Many European nations, including France, Germany, Ireland and Spain have granted citizenship to their co-nationals living outside their country. Among Hungary’s immediate neighbors, Romania and Croatia also have a large number of citizens living beyond their political boundaries. Each of these countries has been able to structure a fair and equitable system of social benefits for resident and non-resident citizens alike.

A “yes” vote in Hungary on December 5th would only be the first step in the process, as it would empower the Parliament to enact legislation specifying benefits and defining requirements for granting citizenship to Hungarians living abroad. Parliament must then pass the law with the modified requirements for citizenship with a two-thirds majority.

Since 1920, the borders of the Hungarian nation of 15 million have not coincided with the borders of the Hungarian state, having a population of 10 million. Thus, the relationship of Hungarian co-nationals to Hungary has long been a question of national strategy that needed to be resolved. As a country, it is often said, Hungary is surrounded by itself, since over three million ethnic Hungarians involuntarily found themselves citizens of a foreign country when Hungary’s borders were drastically redrawn. For thousands of Hungarians who have lived as second-class citizens and have suffered discrimination as members of a historic national minority, regaining their Hungarian citizenship means both the formal declaration of their ethnic belonging and, at long last, the partial redress of historical injustices.

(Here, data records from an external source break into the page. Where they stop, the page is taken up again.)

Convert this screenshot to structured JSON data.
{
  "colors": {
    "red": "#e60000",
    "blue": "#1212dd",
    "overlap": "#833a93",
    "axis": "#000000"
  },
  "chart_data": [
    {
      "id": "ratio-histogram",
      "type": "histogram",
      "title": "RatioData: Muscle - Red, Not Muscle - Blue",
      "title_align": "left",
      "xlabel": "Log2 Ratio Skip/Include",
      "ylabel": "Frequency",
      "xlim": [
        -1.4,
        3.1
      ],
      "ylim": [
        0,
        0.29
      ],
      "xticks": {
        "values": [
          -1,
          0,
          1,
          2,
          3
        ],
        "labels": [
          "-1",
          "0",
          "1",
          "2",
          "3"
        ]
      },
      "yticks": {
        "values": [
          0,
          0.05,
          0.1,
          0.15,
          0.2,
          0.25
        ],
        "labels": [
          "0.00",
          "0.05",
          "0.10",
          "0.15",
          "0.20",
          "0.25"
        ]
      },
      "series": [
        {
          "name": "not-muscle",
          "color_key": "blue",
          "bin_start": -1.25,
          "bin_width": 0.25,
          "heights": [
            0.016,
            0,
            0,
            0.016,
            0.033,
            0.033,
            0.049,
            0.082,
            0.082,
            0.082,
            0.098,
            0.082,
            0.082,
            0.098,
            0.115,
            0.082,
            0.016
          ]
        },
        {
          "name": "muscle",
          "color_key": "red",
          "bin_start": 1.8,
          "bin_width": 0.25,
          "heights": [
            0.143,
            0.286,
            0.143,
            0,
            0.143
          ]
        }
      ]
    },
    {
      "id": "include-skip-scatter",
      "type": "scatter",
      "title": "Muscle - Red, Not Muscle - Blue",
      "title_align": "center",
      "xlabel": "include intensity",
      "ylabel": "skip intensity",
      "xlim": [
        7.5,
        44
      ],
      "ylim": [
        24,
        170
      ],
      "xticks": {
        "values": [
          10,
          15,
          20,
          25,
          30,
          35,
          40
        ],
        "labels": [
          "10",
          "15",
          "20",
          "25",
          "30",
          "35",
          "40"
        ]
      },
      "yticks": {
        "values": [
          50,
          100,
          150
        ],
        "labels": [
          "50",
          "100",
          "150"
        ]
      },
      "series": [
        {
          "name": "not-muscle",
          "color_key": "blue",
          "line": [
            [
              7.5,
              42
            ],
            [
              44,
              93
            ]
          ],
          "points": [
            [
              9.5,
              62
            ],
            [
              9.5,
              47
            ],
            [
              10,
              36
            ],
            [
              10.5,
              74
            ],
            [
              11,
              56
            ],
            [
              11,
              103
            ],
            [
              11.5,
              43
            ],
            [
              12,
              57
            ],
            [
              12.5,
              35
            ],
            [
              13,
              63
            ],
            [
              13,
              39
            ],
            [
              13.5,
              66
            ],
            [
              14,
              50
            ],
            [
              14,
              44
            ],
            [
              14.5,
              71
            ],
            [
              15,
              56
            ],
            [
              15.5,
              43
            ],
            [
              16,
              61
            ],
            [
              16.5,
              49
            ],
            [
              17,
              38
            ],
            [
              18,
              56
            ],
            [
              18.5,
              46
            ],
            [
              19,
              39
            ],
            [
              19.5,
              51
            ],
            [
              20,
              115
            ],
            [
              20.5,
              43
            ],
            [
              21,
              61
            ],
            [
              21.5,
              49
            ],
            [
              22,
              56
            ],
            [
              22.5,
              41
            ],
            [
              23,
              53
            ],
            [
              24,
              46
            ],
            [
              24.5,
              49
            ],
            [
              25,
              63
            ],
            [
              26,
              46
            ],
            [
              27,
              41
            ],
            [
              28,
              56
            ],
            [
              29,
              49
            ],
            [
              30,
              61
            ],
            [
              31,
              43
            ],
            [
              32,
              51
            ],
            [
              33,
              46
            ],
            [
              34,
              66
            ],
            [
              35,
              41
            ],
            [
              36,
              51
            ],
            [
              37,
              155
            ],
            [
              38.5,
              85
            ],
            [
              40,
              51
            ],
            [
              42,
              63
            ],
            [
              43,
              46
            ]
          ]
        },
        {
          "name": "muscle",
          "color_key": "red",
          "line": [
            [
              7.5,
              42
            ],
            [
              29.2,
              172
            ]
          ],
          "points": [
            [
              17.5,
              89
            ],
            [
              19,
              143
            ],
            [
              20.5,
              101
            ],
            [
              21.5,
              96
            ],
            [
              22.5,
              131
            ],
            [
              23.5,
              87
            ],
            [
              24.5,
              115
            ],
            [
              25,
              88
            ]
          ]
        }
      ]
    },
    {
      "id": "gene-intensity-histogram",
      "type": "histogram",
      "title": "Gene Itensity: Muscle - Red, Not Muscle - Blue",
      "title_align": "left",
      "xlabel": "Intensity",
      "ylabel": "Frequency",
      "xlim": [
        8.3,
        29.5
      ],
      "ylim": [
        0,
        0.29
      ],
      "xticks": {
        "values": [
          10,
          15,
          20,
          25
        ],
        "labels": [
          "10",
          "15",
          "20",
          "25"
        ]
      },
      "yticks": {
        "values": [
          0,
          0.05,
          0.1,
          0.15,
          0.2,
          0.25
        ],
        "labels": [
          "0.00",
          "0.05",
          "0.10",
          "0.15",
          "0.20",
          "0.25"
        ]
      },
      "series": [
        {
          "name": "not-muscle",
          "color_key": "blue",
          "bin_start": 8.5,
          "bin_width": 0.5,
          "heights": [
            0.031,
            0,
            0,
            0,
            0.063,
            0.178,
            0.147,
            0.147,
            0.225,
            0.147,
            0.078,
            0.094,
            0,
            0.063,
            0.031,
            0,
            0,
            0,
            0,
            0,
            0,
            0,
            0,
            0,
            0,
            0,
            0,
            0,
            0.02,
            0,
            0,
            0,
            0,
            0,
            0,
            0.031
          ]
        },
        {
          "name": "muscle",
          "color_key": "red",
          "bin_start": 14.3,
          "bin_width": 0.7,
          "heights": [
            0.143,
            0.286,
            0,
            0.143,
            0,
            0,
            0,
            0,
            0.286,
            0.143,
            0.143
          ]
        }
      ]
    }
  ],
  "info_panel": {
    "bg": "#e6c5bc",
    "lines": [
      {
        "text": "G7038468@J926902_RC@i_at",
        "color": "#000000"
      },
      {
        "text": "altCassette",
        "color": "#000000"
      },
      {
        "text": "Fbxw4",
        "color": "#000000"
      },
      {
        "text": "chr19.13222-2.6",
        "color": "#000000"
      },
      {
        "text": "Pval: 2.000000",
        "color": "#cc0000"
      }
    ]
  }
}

Many of us Hungarian Americans who were constrained to flee our homeland were declared non-citizens by the communist government of Hungary. Our pride in our ethnic identity, however, never diminished, and during the past 15 years we have been able to return to Hungary whenever we wished and, quite a few of us have regained our lost Hungarian citizenship.

That is why we hope Hungarian voters will turn out in large numbers on December 5th, and vote “yes,” urging the Hungarian Parliament to create a fair and generous law to return the right of citizenship unjustly denied to Hungarians. We are certain that both the country and the nation of Hungary will be the richer for it.